We cannot live in isolation.  As we get older, this will be increasingly obvious.  Whether or not we share a dwelling with another person, we need some level of involvement with other people, both for practical reasons and because we are social beings.  There is an increasing body of research which identifies the importance of relationships in women’s intellectual, emotional and spiritual development – women’s typical ways of knowing and growing do seem to differ from men’s. (See, for example,  Miller, Belensky et al & Slee). Furthermore, our networks of friendship, neighbourhood and trust have now acquired the label of ‘social capital’ and are attracting increasing academic and political interest.  It is worth giving thought to this at an individual level, toot

While we have a paid job, or a growing family, or both, we tend to be able to take community for granted.   Our workplace provides us with colleagues, and for many women the quality of the relationships at work is really important in their choice of whether to stay in a job or look for something more interesting or better paid.  If we have children, our family life often links us up with other families - the mothers of our children’s friends, the wives of the men our partners work with or play sport with, the neighbours we see regularly if we are home a lot.  And we may spend a lot of time and energy keeping relationships like this going.  It does tend to be women who make the phone calls, who remember birthdays, who issue invitations to come round for a meal, who think to drop off a casserole to friends coping with house moves or bereavement, who say to those who’ve been missing for a while, ‘It’s good to see you back’…. 

So why do women need to think more about community?   Aren’t we already living it?  Well, life isn’t always as cosy as that sounds.

  1. Not everyone has a family that hangs together – and not everyone in the second half of life has much of one left.
  2. Divorce – our own or that of others – may seriously damage this kind of network.
  3. When the children grow up, or we give up the job, what is left?  How many of the relationships continue?
  4. People we meet through our children or partners may not be our choices – eventually we may feel there’s not a lot of common ground that matters.
  5. We may find we’re doing all the giving and not a lot comes back when we have problems.

So if these are starting to be issues for you – or even if they aren’t, but you feel you it would be good to extend your range:

  1. Individual friendships are great – but it’s good also to be embedded in a wider group where a number of people may be keeping an eye on X, who is having a bad time.  One day, X could be you.
  2. Think about the other groups or networks you’ve been part of, and how well or badly they’ve looked after their members.  What have you learnt that you can use elsewhere?  
  3. Think about the focus.  Is it a common interest, like a book group, a running group, a cause?   A shared commitment to a place?
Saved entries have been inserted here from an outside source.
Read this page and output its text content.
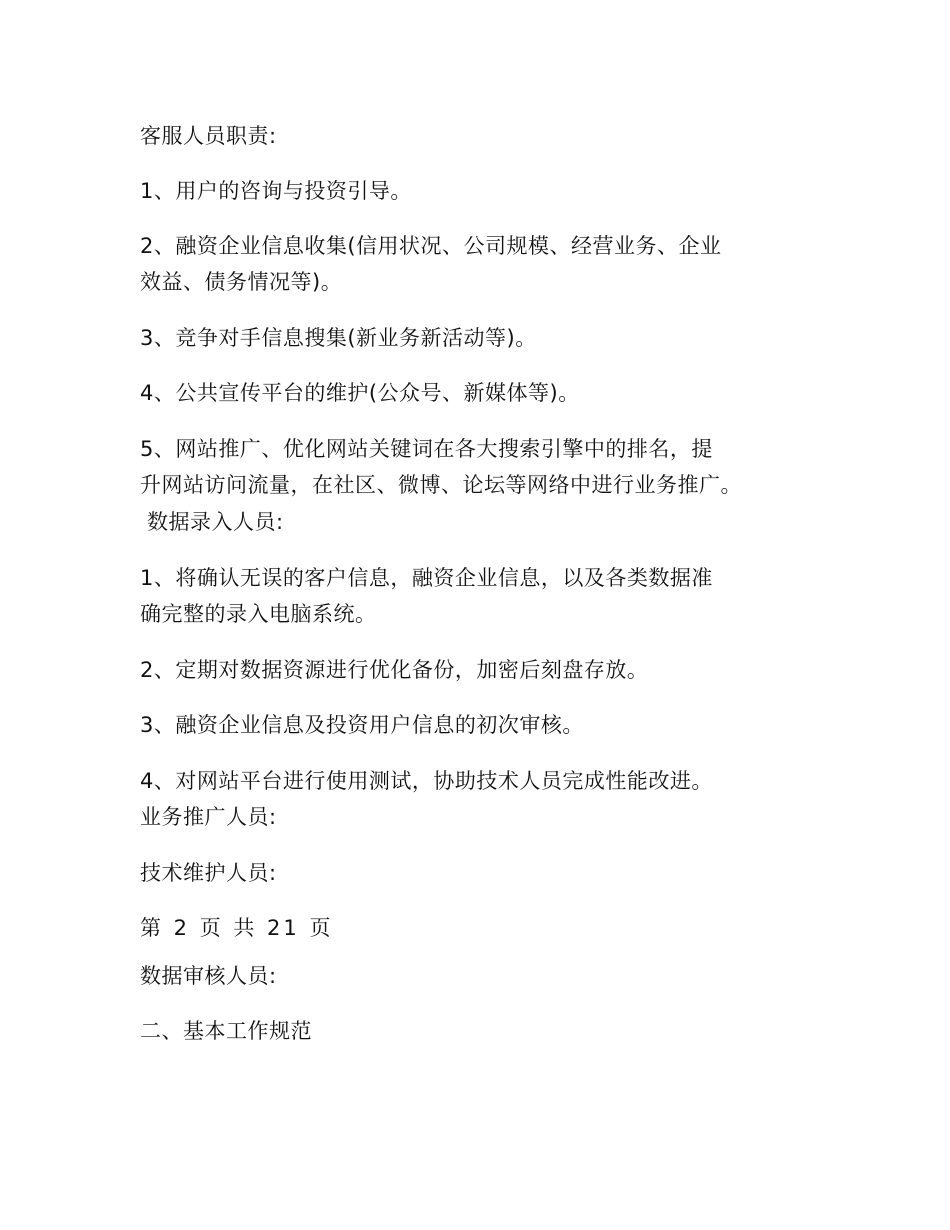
客服人员职责:
1、用户的咨询与投资引导。
2、融资企业信息收集(信用状况、公司规模、经营业务、企业
效益、债务情况等)。
3、竞争对手信息搜集(新业务新活动等)。
4、公共宣传平台的维护(公众号、新媒体等)。
5、网站推广、优化网站关键词在各大搜索引擎中的排名，提
升网站访问流量，在社区、微博、论坛等网络中进行业务推广。
数据录入人员:
1、将确认无误的客户信息，融资企业信息，以及各类数据准
确完整的录入电脑系统。
2、定期对数据资源进行优化备份，加密后刻盘存放。
3、融资企业信息及投资用户信息的初次审核。
4、对网站平台进行使用测试，协助技术人员完成性能改进。
业务推广人员:
技术维护人员:
第 2 页 共 21 页
数据审核人员:
二、基本工作规范
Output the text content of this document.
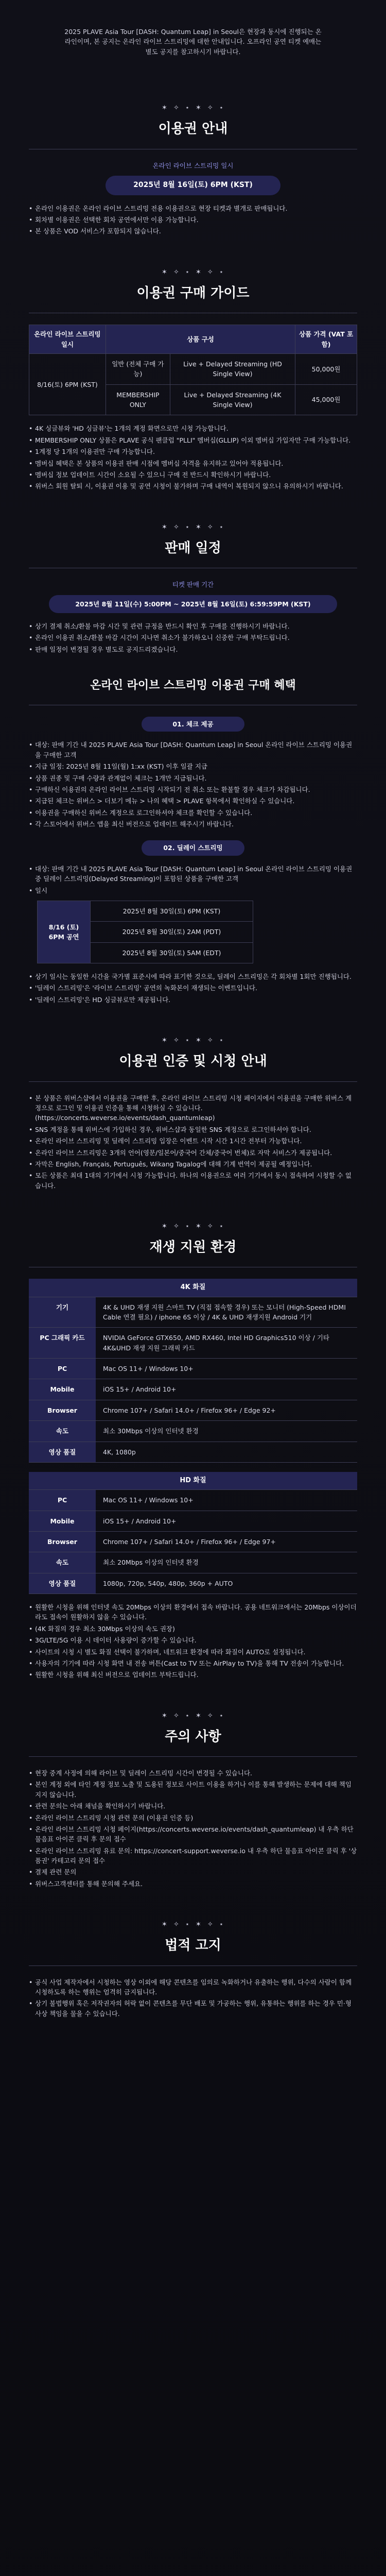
2025 PLAVE Asia Tour [DASH: Quantum Leap] in Seoul은 현장과 동시에 진행되는 온라인이며, 본 공지는 온라인 라이브 스트리밍에 대한 안내입니다. 오프라인 공연 티켓 예매는 별도 공지를 참고하시기 바랍니다.
✶ ✧ ⋆ ✶ ✧ ⋆
이용권 안내
온라인 라이브 스트리밍 일시
2025년 8월 16일(토) 6PM (KST)
• 온라인 이용권은 온라인 라이브 스트리밍 전용 이용권으로 현장 티켓과 별개로 판매됩니다.
• 회차별 이용권은 선택한 회차 공연에서만 이용 가능합니다.
• 본 상품은 VOD 서비스가 포함되지 않습니다.
✶ ✧ ⋆ ✶ ✧ ⋆
이용권 구매 가이드
온라인 라이브 스트리밍 일시	상품 구성		상품 가격 (VAT 포함)
8/16(토) 6PM (KST)	일반 (전체 구매 가능)	Live + Delayed Streaming (HD Single View)	50,000원
	MEMBERSHIP ONLY	Live + Delayed Streaming (4K Single View)	45,000원
• 4K 싱글뷰와 'HD 싱글뷰'는 1개의 계정 화면으로만 시청 가능합니다.
• MEMBERSHIP ONLY 상품은 PLAVE 공식 팬클럽 "PLLI" 멤버십(GLLIP) 이외 멤버십 가입자만 구매 가능합니다.
• 1계정 당 1개의 이용권만 구매 가능합니다.
• 멤버십 혜택은 본 상품의 이용권 판매 시점에 멤버십 자격을 유지하고 있어야 적용됩니다.
• 멤버십 정보 업데이트 시간이 소요될 수 있으니 구매 전 반드시 확인하시기 바랍니다.
• 위버스 회원 탈퇴 시, 이용권 이용 및 공연 시청이 불가하며 구매 내역이 복원되지 않으니 유의하시기 바랍니다.
✶ ✧ ⋆ ✶ ✧ ⋆
판매 일정
티켓 판매 기간
2025년 8월 11일(수) 5:00PM ~ 2025년 8월 16일(토) 6:59:59PM (KST)
• 상기 결제 취소/환불 마감 시간 및 관련 규정을 반드시 확인 후 구매를 진행하시기 바랍니다.
• 온라인 이용권 취소/환불 마감 시간이 지나면 취소가 불가하오니 신중한 구매 부탁드립니다.
• 판매 일정이 변경될 경우 별도로 공지드리겠습니다.
온라인 라이브 스트리밍 이용권 구매 혜택
01. 체크 제공
• 대상: 판매 기간 내 2025 PLAVE Asia Tour [DASH: Quantum Leap] in Seoul 온라인 라이브 스트리밍 이용권을 구매한 고객
• 지급 일정: 2025년 8월 11일(월) 1:xx (KST) 이후 일괄 지급
• 상품 권종 및 구매 수량과 관계없이 체크는 1개만 지급됩니다.
• 구매하신 이용권의 온라인 라이브 스트리밍 시작되기 전 취소 또는 환불할 경우 체크가 차감됩니다.
• 지급된 체크는 위버스 > 더보기 메뉴 > 나의 혜택 > PLAVE 항목에서 확인하실 수 있습니다.
• 이용권을 구매하신 위버스 계정으로 로그인하셔야 체크를 확인할 수 있습니다.
• 각 스토어에서 위버스 앱을 최신 버전으로 업데이트 해주시기 바랍니다.
02. 딜레이 스트리밍
• 대상: 판매 기간 내 2025 PLAVE Asia Tour [DASH: Quantum Leap] in Seoul 온라인 라이브 스트리밍 이용권 중 딜레이 스트리밍(Delayed Streaming)이 포함된 상품을 구매한 고객
• 일시
8/16 (토) 6PM 공연	2025년 8월 30일(토) 6PM (KST)
2025년 8월 30일(토) 2AM (PDT)
2025년 8월 30일(토) 5AM (EDT)
• 상기 일시는 동일한 시간을 국가별 표준시에 따라 표기한 것으로, 딜레이 스트리밍은 각 회차별 1회만 진행됩니다.
• '딜레이 스트리밍'은 '라이브 스트리밍' 공연의 녹화본이 재생되는 이벤트입니다.
• '딜레이 스트리밍'은 HD 싱글뷰로만 제공됩니다.
✶ ✧ ⋆ ✶ ✧ ⋆
이용권 인증 및 시청 안내
• 본 상품은 위버스샵에서 이용권을 구매한 후, 온라인 라이브 스트리밍 시청 페이지에서 이용권을 구매한 위버스 계정으로 로그인 및 이용권 인증을 통해 시청하실 수 있습니다. (https://concerts.weverse.io/events/dash_quantumleap)
• SNS 계정을 통해 위버스에 가입하신 경우, 위버스샵과 동일한 SNS 계정으로 로그인하셔야 합니다.
• 온라인 라이브 스트리밍 및 딜레이 스트리밍 입장은 이벤트 시작 시간 1시간 전부터 가능합니다.
• 온라인 라이브 스트리밍은 3개의 언어(영문/일본어/중국어 간체/중국어 번체)로 자막 서비스가 제공됩니다.
• 자막은 English, Français, Português, Wikang Tagalog에 대해 기계 번역이 제공될 예정입니다.
• 모든 상품은 최대 1대의 기기에서 시청 가능합니다. 하나의 이용권으로 여러 기기에서 동시 접속하여 시청할 수 없습니다.
✶ ✧ ⋆ ✶ ✧ ⋆
재생 지원 환경
4K 화질
기기	4K & UHD 재생 지원 스마트 TV (직접 접속할 경우) 또는 모니터 (High-Speed HDMI Cable 연결 필요) / iphone 6S 이상 / 4K & UHD 재생지원 Android 기기
PC 그래픽 카드	NVIDIA GeForce GTX650, AMD RX460, Intel HD Graphics510 이상 / 기타 4K&UHD 재생 지원 그래픽 카드
PC	Mac OS 11+ / Windows 10+
Mobile	iOS 15+ / Android 10+
Browser	Chrome 107+ / Safari 14.0+ / Firefox 96+ / Edge 92+
속도	최소 30Mbps 이상의 인터넷 환경
영상 품질	4K, 1080p
HD 화질
PC	Mac OS 11+ / Windows 10+
Mobile	iOS 15+ / Android 10+
Browser	Chrome 107+ / Safari 14.0+ / Firefox 96+ / Edge 97+
속도	최소 20Mbps 이상의 인터넷 환경
영상 품질	1080p, 720p, 540p, 480p, 360p + AUTO
• 원활한 시청을 위해 인터넷 속도 20Mbps 이상의 환경에서 접속 바랍니다. 공용 네트워크에서는 20Mbps 이상이더라도 접속이 원활하지 않을 수 있습니다.
• (4K 화질의 경우 최소 30Mbps 이상의 속도 권장)
• 3G/LTE/5G 이용 시 데이터 사용량이 증가할 수 있습니다.
• 사이트의 시청 시 별도 화질 선택이 불가하며, 네트워크 환경에 따라 화질이 AUTO로 설정됩니다.
• 사용자의 기기에 따라 시청 화면 내 전송 버튼(Cast to TV 또는 AirPlay to TV)을 통해 TV 전송이 가능합니다.
• 원활한 시청을 위해 최신 버전으로 업데이트 부탁드립니다.
✶ ✧ ⋆ ✶ ✧ ⋆
주의 사항
• 현장 중계 사정에 의해 라이브 및 딜레이 스트리밍 시간이 변경될 수 있습니다.
• 본인 계정 외에 타인 계정 정보 노출 및 도용된 정보로 사이트 이용을 하거나 이를 통해 발생하는 문제에 대해 책임지지 않습니다.
• 관련 문의는 아래 채널을 확인하시기 바랍니다.
• 온라인 라이브 스트리밍 시청 관련 문의 (이용권 인증 등)
• 온라인 라이브 스트리밍 시청 페이지(https://concerts.weverse.io/events/dash_quantumleap) 내 우측 하단 물음표 아이콘 클릭 후 문의 접수
• 온라인 라이브 스트리밍 유료 문의: https://concert-support.weverse.io 내 우측 하단 물음표 아이콘 클릭 후 '상품권' 카테고리 문의 접수
• 결제 관련 문의
• 위버스고객센터를 통해 문의해 주세요.
✶ ✧ ⋆ ✶ ✧ ⋆
법적 고지
• 공식 사업 제작자에서 시청하는 영상 이외에 해당 콘텐츠를 임의로 녹화하거나 유출하는 행위, 다수의 사람이 함께 시청하도록 하는 행위는 엄격히 금지됩니다.
• 상기 불법행위 혹은 저작권자의 허락 없이 콘텐츠를 무단 배포 및 가공하는 행위, 유통하는 행위를 하는 경우 민·형사상 책임을 물을 수 있습니다.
A faith group?  How strongly are you attracted to this focus? And does the rest of the group care about anything else?  Does this matter to you?
  4. Think about continuity.  Groups which build a sense of community need to last longer than a term’s worth of evening classes – though that’s a good way to see whether you want to carry on doing an activity.

Although we need local community – and perhaps we will need it increasingly as we get older and travelling becomes more wearing – it is important to consider more fluid definitions. Dina Glouberman uses the term ‘soul community’ as an extension of the Celtic term ‘soul friend’. Her soul community includes ‘people and books and music and teachers and CDs and films’.   The common factor is an atmosphere that supports us in our truth, nourished our soul, and gives a hint of freedom.  The people can be those you met once on a course, and bonded with; they can be people who live at a distance but will be there for you on the phone when you need them; they may even be people whose main contact with you is online.  All of these can be ways of building up your network, your circle of friends, your stock of social capital – and your soul community.